Небо и земля завертелись у него перед глазами, все смешалось, и, полный восторга, он проговорил:

– А мы с тобой связаны судьбой, вот почему и встретились друг с другом. Давай споем песню о судьбе, так, чтобы каждая строка заканчивалась словом "человек".

 
Судьба захотела, чтоб в чаще зеленой
мне встретился близкий один человек.
Луна осветила высокую башню,
здесь много людей – не один человек!
Сравнил бы я нынешний век процветанья
с тем веком, что древний познал человек!
Я через дворцовую прыгнул ограду -
не встретился мне ни один человек.
За тысячи ли, на чужбине далекой,
старинного друга нашел человек.
Ветвистые ивы вокруг зеленеют -
в дороге о друге грустит человек.
Мост Ло обезлюдел, но снегом и ветром
средь ночи назад возвращен человек.
 

Уважаемый человек, большой человек, нищий человек, старый человек, молодой человек, многие люди связаны судьбами. Два человека соединены брачными узами и радуются бесконечно!

Чхунхян на это говорит:

– Молодой господин сочинил песню со словом "человек", а я попробую придумать песню, где в каждой строке будет слово "лета".

 
На дождь моросящий и непогоду
судьба обрекает не на сто лет.
Любому из нас ненавистна старость,
но не вернуть уже юных лет.
Резвятся фениксы – дружная пара,
им целый год угомона нет!
Вокруг пустынно, бедна природа
не мало, не много – уж сотню лет!..
Воспитывать нужно дух благородный
у тех, кто не вышел из детских лет.
Год уж в пути до границы далекой!..
Сколько же минет их, долгих лет?..
Не замечаешь, живя на покое,
куда-то вдаль убегающих лет...
 

Один год, десять лет, тысяча лет, прошлый год, а в этом году нас случайно судьба связала на сто лет, а сто лет – ведь это, говорят, очень много лет!
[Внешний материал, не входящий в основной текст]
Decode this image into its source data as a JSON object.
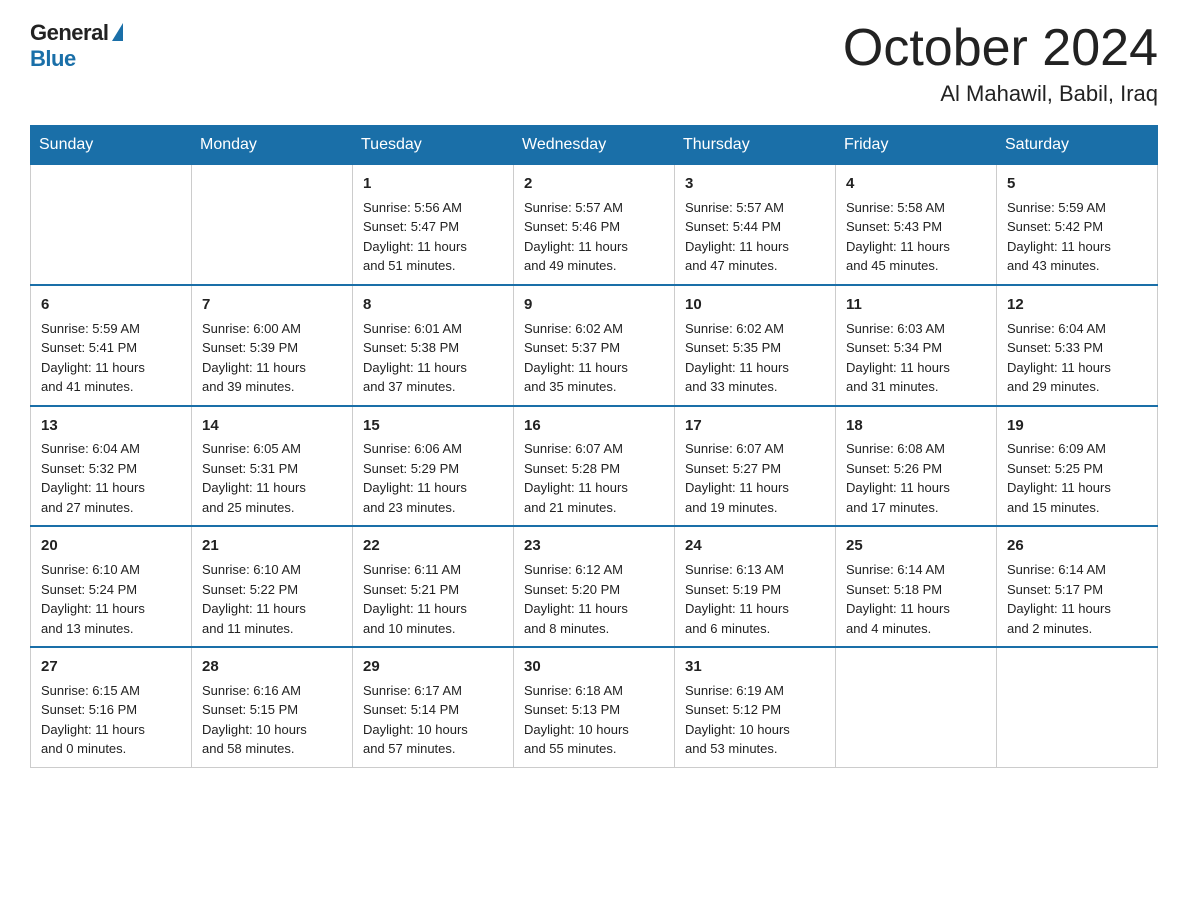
{
  "logo": {
    "general": "General",
    "blue": "Blue"
  },
  "title": "October 2024",
  "subtitle": "Al Mahawil, Babil, Iraq",
  "days_of_week": [
    "Sunday",
    "Monday",
    "Tuesday",
    "Wednesday",
    "Thursday",
    "Friday",
    "Saturday"
  ],
  "weeks": [
    [
      {
        "day": "",
        "info": ""
      },
      {
        "day": "",
        "info": ""
      },
      {
        "day": "1",
        "info": "Sunrise: 5:56 AM\nSunset: 5:47 PM\nDaylight: 11 hours\nand 51 minutes."
      },
      {
        "day": "2",
        "info": "Sunrise: 5:57 AM\nSunset: 5:46 PM\nDaylight: 11 hours\nand 49 minutes."
      },
      {
        "day": "3",
        "info": "Sunrise: 5:57 AM\nSunset: 5:44 PM\nDaylight: 11 hours\nand 47 minutes."
      },
      {
        "day": "4",
        "info": "Sunrise: 5:58 AM\nSunset: 5:43 PM\nDaylight: 11 hours\nand 45 minutes."
      },
      {
        "day": "5",
        "info": "Sunrise: 5:59 AM\nSunset: 5:42 PM\nDaylight: 11 hours\nand 43 minutes."
      }
    ],
    [
      {
        "day": "6",
        "info": "Sunrise: 5:59 AM\nSunset: 5:41 PM\nDaylight: 11 hours\nand 41 minutes."
      },
      {
        "day": "7",
        "info": "Sunrise: 6:00 AM\nSunset: 5:39 PM\nDaylight: 11 hours\nand 39 minutes."
      },
      {
        "day": "8",
        "info": "Sunrise: 6:01 AM\nSunset: 5:38 PM\nDaylight: 11 hours\nand 37 minutes."
      },
      {
        "day": "9",
        "info": "Sunrise: 6:02 AM\nSunset: 5:37 PM\nDaylight: 11 hours\nand 35 minutes."
      },
      {
        "day": "10",
        "info": "Sunrise: 6:02 AM\nSunset: 5:35 PM\nDaylight: 11 hours\nand 33 minutes."
      },
      {
        "day": "11",
        "info": "Sunrise: 6:03 AM\nSunset: 5:34 PM\nDaylight: 11 hours\nand 31 minutes."
      },
      {
        "day": "12",
        "info": "Sunrise: 6:04 AM\nSunset: 5:33 PM\nDaylight: 11 hours\nand 29 minutes."
      }
    ],
    [
      {
        "day": "13",
        "info": "Sunrise: 6:04 AM\nSunset: 5:32 PM\nDaylight: 11 hours\nand 27 minutes."
      },
      {
        "day": "14",
        "info": "Sunrise: 6:05 AM\nSunset: 5:31 PM\nDaylight: 11 hours\nand 25 minutes."
      },
      {
        "day": "15",
        "info": "Sunrise: 6:06 AM\nSunset: 5:29 PM\nDaylight: 11 hours\nand 23 minutes."
      },
      {
        "day": "16",
        "info": "Sunrise: 6:07 AM\nSunset: 5:28 PM\nDaylight: 11 hours\nand 21 minutes."
      },
      {
        "day": "17",
        "info": "Sunrise: 6:07 AM\nSunset: 5:27 PM\nDaylight: 11 hours\nand 19 minutes."
      },
      {
        "day": "18",
        "info": "Sunrise: 6:08 AM\nSunset: 5:26 PM\nDaylight: 11 hours\nand 17 minutes."
      },
      {
        "day": "19",
        "info": "Sunrise: 6:09 AM\nSunset: 5:25 PM\nDaylight: 11 hours\nand 15 minutes."
      }
    ],
    [
      {
        "day": "20",
        "info": "Sunrise: 6:10 AM\nSunset: 5:24 PM\nDaylight: 11 hours\nand 13 minutes."
      },
      {
        "day": "21",
        "info": "Sunrise: 6:10 AM\nSunset: 5:22 PM\nDaylight: 11 hours\nand 11 minutes."
      },
      {
        "day": "22",
        "info": "Sunrise: 6:11 AM\nSunset: 5:21 PM\nDaylight: 11 hours\nand 10 minutes."
      },
      {
        "day": "23",
        "info": "Sunrise: 6:12 AM\nSunset: 5:20 PM\nDaylight: 11 hours\nand 8 minutes."
      },
      {
        "day": "24",
        "info": "Sunrise: 6:13 AM\nSunset: 5:19 PM\nDaylight: 11 hours\nand 6 minutes."
      },
      {
        "day": "25",
        "info": "Sunrise: 6:14 AM\nSunset: 5:18 PM\nDaylight: 11 hours\nand 4 minutes."
      },
      {
        "day": "26",
        "info": "Sunrise: 6:14 AM\nSunset: 5:17 PM\nDaylight: 11 hours\nand 2 minutes."
      }
    ],
    [
      {
        "day": "27",
        "info": "Sunrise: 6:15 AM\nSunset: 5:16 PM\nDaylight: 11 hours\nand 0 minutes."
      },
      {
        "day": "28",
        "info": "Sunrise: 6:16 AM\nSunset: 5:15 PM\nDaylight: 10 hours\nand 58 minutes."
      },
      {
        "day": "29",
        "info": "Sunrise: 6:17 AM\nSunset: 5:14 PM\nDaylight: 10 hours\nand 57 minutes."
      },
      {
        "day": "30",
        "info": "Sunrise: 6:18 AM\nSunset: 5:13 PM\nDaylight: 10 hours\nand 55 minutes."
      },
      {
        "day": "31",
        "info": "Sunrise: 6:19 AM\nSunset: 5:12 PM\nDaylight: 10 hours\nand 53 minutes."
      },
      {
        "day": "",
        "info": ""
      },
      {
        "day": "",
        "info": ""
      }
    ]
  ]
}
– Мы с тобою связаны любовью на десятки тысяч лет, – согласился юноша. -

 
Час настанет с миром распроститься -
Будешь ты не феникс, не кукушка,
Не фазан, не утка-говорушка!
Станешь ты лазоревою птицей.
Я умру – и разольюсь водою:
Хуанхэ не стану я рекою,
Девятью истоками не стану -
Я ручьем Инь-Ян тебе предстану,
Чтобы ты, лазоревая птица,
На моих волнах могла резвиться.
Станешь ты кымсонскою ольхою,
Мне плющом бы стать всего верней:
Летом обовью тебя, укрою
От корней до кончиков ветвей.
Тесно перевьются ветви, плети -
Единенья истинного знак!
И тогда уже ничто на свете
Разлучить не сможет нас никак!
 

Так они наслаждались счастьем. Забрезжит рассвет – прячутся по своим домам, а как стемнеет – снова встречаются и радуются друг другу. Таясь от людей, они все ночи проводили месте.
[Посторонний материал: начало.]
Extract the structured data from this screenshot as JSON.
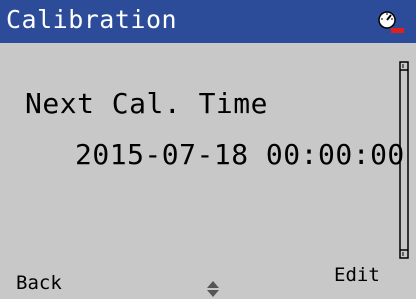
{
  "header": {
    "title": "Calibration",
    "status_icon": "gauge-alarm-icon",
    "bar_color": "#2c4c9a",
    "alarm_color": "#e02020"
  },
  "content": {
    "label": "Next Cal. Time",
    "value": "2015-07-18 00:00:00"
  },
  "softkeys": {
    "left": "Back",
    "right": "Edit",
    "nav_icon": "up-down-arrows-icon"
  },
  "scrollbar": {
    "position": 0,
    "visible_fraction": 1.0
  }
}
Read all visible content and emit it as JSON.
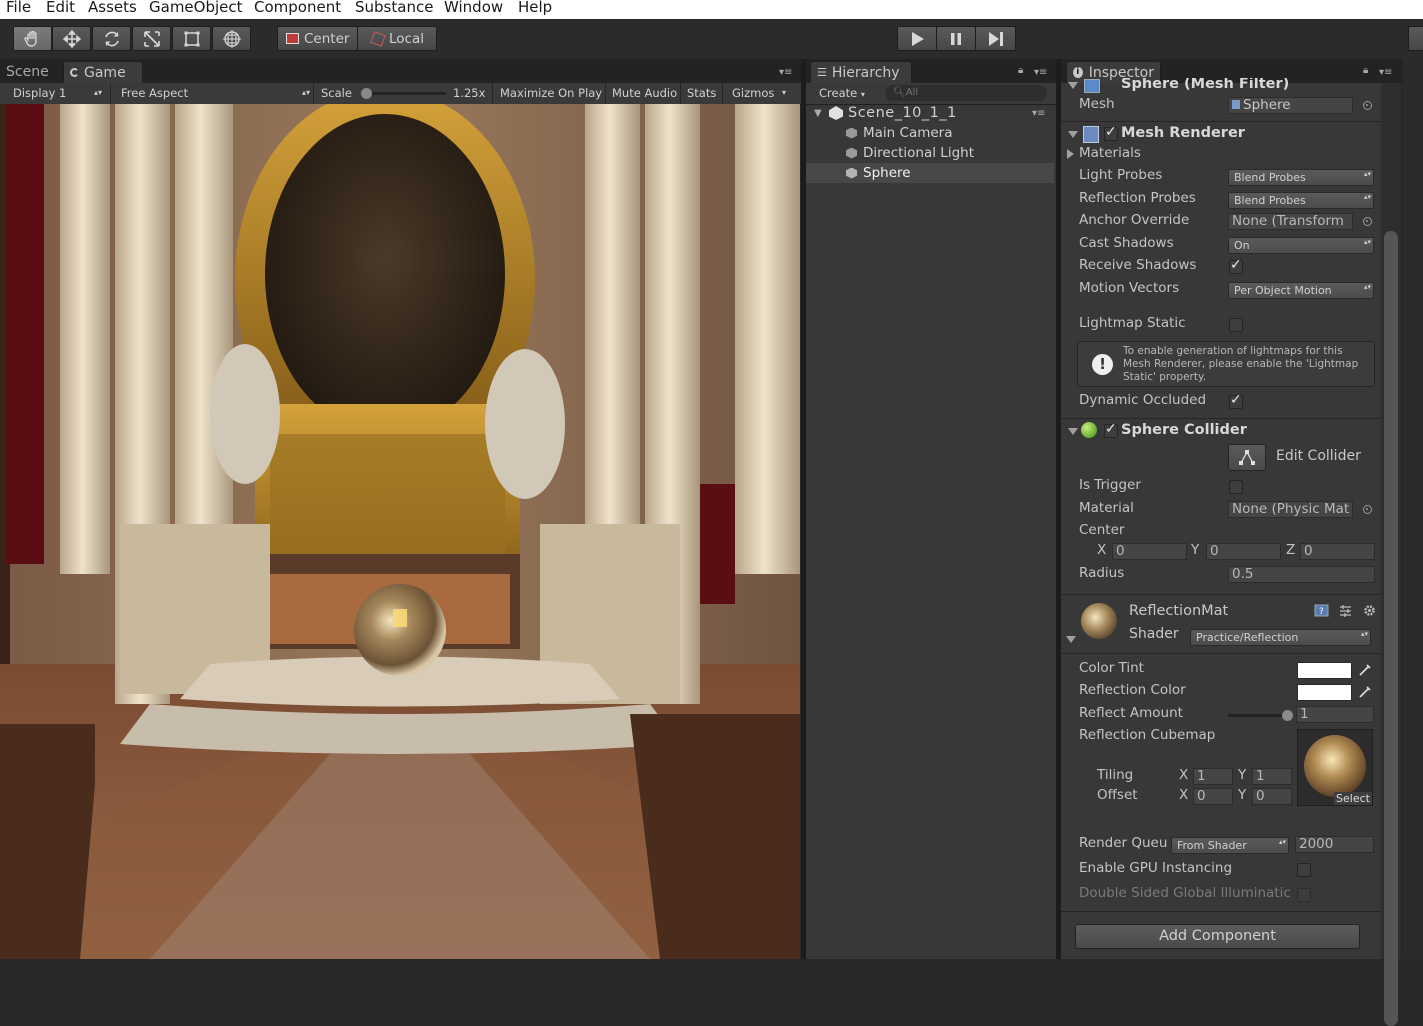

А тем временем государь, прослышав о том, что правитель амвона печется о народе и правит по справедливости, повысил го в должности и назначил главой палаты финансов. Правителю амвона предстояло отправиться в столицу, и он призвал сына:

– Собирайся в дорогу, ты поедешь первым!

Юноша при этом известии упал духом и не знал, что делать. К горлу у него подступил комок, и он еле слышно пробормотал:

– Я сейчас, только...

Он сделал вид, будто ему нужно собрать в дорогу вещи, а сам помчался к Чхунхян. Чхунхян выбежала ему навстречу и, едва взглянув в лицо, поняла: случилось что-то неладное. Она заплакала и стала трясти его за плечи.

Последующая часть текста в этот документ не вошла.